Building permits dropped 9.9% in November, a much steeper decline than the consensus forecast for a 2% dip. October's level was revised higher, having increased 7.3% rather than the 6.8% rise reported in the preliminary report. Residential permits fell 5% in November and non-residential permits fell 17.5%, largely reversing the 19.8% jump in October. Year-to-date, permits were 12.4% higher than in the same period a year ago.

Non-residential permits fell to their lowest level since April. The decline was due to slumping commercial and institutional permits in November, while industrial project permits jumped 47.9% in the month. The dip in the residential side occurred as falling permits for multi-units (down 15.2%) overshadowed the 1.8% rise in demand for single-unit permits.

The new housing price index for November was also released today. The index increased by 0.5%, faster than forecasts for a 0.3% increase and was up 6.1% on a year-over-year basis, stabilizing after a year-long trend of slower annual increases. The house-only portion of the report, which feeds into the CPI, rose 0.5% in November and was 5.8% higher than in November 2006.
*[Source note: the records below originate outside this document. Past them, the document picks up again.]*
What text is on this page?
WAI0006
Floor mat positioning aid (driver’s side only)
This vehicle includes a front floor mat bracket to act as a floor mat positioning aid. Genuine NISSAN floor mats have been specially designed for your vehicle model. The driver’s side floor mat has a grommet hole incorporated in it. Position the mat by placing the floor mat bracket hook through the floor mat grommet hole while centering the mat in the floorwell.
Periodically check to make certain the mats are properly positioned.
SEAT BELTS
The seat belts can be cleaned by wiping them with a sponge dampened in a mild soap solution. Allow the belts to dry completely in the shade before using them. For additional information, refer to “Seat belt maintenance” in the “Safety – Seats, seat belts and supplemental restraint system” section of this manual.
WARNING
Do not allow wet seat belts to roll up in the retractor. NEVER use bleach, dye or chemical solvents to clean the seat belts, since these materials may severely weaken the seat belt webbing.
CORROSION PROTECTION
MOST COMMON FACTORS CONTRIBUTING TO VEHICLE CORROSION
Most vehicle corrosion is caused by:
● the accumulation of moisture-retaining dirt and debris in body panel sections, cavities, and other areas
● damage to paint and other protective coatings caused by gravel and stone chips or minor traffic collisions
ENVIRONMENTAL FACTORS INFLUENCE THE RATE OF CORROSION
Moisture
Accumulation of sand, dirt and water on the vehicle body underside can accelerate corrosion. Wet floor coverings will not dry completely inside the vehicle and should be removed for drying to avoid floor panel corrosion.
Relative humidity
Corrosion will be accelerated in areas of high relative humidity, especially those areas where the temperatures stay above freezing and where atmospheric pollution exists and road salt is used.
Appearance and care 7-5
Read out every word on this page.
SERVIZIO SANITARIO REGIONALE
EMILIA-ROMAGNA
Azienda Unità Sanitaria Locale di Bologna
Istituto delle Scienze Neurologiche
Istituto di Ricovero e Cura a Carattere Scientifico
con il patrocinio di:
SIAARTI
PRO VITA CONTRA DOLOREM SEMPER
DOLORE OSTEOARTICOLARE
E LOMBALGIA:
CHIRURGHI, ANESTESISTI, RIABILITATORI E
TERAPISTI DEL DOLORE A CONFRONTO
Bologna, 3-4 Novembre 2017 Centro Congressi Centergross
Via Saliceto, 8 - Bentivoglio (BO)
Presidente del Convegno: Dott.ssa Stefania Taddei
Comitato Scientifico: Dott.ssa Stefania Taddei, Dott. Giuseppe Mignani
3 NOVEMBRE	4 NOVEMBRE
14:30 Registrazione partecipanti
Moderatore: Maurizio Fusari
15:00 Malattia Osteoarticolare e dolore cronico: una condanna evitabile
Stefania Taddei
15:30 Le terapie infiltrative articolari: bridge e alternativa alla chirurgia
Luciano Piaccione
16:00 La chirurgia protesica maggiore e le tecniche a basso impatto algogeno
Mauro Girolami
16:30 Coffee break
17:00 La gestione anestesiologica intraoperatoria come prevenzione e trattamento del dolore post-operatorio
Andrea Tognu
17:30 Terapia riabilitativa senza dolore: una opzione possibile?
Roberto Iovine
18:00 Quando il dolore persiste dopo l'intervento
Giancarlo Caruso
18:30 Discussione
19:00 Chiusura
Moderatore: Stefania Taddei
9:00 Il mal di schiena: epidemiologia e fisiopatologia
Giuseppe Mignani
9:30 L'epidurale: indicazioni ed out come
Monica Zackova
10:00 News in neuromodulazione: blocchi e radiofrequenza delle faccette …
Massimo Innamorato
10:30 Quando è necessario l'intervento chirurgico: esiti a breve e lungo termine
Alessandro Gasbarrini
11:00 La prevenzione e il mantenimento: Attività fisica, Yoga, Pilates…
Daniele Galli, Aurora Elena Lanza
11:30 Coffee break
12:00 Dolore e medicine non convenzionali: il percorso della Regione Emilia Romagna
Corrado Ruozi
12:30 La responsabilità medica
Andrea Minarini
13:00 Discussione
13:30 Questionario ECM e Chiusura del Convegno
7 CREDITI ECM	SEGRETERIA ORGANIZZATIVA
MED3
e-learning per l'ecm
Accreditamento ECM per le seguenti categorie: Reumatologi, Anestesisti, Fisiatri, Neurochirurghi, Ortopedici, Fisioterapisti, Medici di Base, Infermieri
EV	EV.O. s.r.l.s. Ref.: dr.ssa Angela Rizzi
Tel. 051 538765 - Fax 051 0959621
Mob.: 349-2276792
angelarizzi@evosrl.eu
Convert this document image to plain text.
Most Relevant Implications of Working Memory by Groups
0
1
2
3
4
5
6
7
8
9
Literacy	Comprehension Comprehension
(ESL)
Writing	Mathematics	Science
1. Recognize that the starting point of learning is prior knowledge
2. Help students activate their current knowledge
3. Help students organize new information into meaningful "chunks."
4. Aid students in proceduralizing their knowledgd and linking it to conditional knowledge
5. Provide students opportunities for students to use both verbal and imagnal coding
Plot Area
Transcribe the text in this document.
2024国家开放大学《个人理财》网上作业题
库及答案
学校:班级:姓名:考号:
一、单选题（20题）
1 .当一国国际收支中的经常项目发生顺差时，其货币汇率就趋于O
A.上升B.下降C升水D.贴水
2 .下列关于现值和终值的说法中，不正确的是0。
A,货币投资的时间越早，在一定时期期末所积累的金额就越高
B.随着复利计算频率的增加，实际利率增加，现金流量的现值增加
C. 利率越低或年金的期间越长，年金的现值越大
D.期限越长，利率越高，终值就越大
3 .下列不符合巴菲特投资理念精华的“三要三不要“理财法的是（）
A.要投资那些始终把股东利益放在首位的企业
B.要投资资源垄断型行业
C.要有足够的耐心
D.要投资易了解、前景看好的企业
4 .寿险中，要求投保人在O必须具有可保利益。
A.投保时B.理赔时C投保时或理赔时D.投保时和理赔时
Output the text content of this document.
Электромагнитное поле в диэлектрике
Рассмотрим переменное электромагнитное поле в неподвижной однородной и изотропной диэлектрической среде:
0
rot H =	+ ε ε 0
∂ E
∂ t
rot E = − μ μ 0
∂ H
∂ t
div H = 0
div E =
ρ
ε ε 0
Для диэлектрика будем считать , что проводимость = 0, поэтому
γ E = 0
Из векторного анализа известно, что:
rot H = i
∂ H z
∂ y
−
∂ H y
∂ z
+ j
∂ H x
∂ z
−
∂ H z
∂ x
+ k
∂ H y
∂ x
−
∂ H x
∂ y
Despite a weak November, building permit demand rose at a 7.3% annualized rate in October/November compared to the third-quarter average. In the 11 months to November, permits for residential projects ran 10.5% higher than the same period in 2006, while non-residential permit grew at a more robust 15.5%, pointing to investment in both residential and non-residential structures remaining firm into 2008. We expect housing starts will slow moderately in 2008 after exceeding 200,000 units for the sixth year running last year.